Pedro, age 54, lives in the village of Santa Cruz on the Southern Highway, which connects Belize with Guatemala. Pedro and his wife Julia have been involved in cacao farming for a number of years now. He manages two acres of mature cacao trees and two acres of young trees. Pedro and Julia have brought up five children of which three are in school and two are farming cacao.

Pedro got involved in cacao production when farmers were encouraged to plant cacao by the cacao association. Julia and the children help Pedro on the farm, especially at with picking and cracking ripe pods at harvest. Besides cacao, Pedro also plants beans and corn for sale in the Guatemalan market. He also cultivates plantain and coconut for home use.

“My favorite part of cacao is picking and seeing the farm after the cleaning is done” says Pedro. The challenging part for him is dealing with the squirrels that eat the cacao seeds from ripe pods. Cacao pods typically carry 35 seeds (beans) covered in delicious sweet and juicy pulp. Pedro says that cacao farming is going good because it has been his family’s bread and butter for four years now.
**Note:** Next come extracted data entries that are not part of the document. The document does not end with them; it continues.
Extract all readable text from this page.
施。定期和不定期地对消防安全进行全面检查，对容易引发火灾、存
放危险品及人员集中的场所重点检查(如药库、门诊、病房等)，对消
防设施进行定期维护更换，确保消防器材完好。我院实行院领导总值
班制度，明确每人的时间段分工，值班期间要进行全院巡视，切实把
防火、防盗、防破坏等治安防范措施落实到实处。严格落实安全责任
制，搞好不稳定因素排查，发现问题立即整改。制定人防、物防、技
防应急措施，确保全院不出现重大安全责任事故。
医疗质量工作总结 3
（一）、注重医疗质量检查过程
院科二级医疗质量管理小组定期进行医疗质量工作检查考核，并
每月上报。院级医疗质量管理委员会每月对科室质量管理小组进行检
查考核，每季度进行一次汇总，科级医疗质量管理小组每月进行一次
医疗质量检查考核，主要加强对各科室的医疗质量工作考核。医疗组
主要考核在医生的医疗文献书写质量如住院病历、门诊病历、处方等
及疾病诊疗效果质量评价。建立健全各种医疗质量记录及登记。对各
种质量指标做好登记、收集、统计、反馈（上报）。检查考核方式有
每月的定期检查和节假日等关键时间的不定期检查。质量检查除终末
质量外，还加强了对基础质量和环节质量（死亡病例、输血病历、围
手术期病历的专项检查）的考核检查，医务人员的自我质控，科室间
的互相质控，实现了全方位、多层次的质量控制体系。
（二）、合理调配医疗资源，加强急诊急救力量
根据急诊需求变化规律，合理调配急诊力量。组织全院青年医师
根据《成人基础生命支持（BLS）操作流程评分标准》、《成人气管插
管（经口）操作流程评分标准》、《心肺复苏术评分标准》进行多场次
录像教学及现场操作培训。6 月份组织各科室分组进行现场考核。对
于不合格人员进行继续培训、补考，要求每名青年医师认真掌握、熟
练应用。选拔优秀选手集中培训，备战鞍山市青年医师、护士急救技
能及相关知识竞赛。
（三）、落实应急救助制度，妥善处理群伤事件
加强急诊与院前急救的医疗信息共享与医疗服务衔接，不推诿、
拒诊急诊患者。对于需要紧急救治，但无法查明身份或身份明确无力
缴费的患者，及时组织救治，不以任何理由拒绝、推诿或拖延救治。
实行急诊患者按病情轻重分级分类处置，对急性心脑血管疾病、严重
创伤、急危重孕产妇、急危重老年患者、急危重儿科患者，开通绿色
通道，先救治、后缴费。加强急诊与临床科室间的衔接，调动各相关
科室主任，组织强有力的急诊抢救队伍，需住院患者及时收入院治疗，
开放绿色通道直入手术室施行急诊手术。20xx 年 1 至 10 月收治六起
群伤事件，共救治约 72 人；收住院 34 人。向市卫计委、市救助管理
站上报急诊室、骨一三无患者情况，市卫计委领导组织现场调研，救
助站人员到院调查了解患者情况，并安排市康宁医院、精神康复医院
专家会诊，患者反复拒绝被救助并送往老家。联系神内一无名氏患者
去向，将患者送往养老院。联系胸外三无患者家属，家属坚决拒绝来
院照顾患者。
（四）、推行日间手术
The family is requesting the loan to clean the two acres of young cacao trees that were planted last year. Cleaning is the removal of underbrush in the cacao farm and is of vital importance in plots with young trees to ensure their survival. A cacao farmer working the lush tropical lowlands of Belize have to repeat cleaning as many as three times a year to keep airflow in the farm and keep the trees accessible.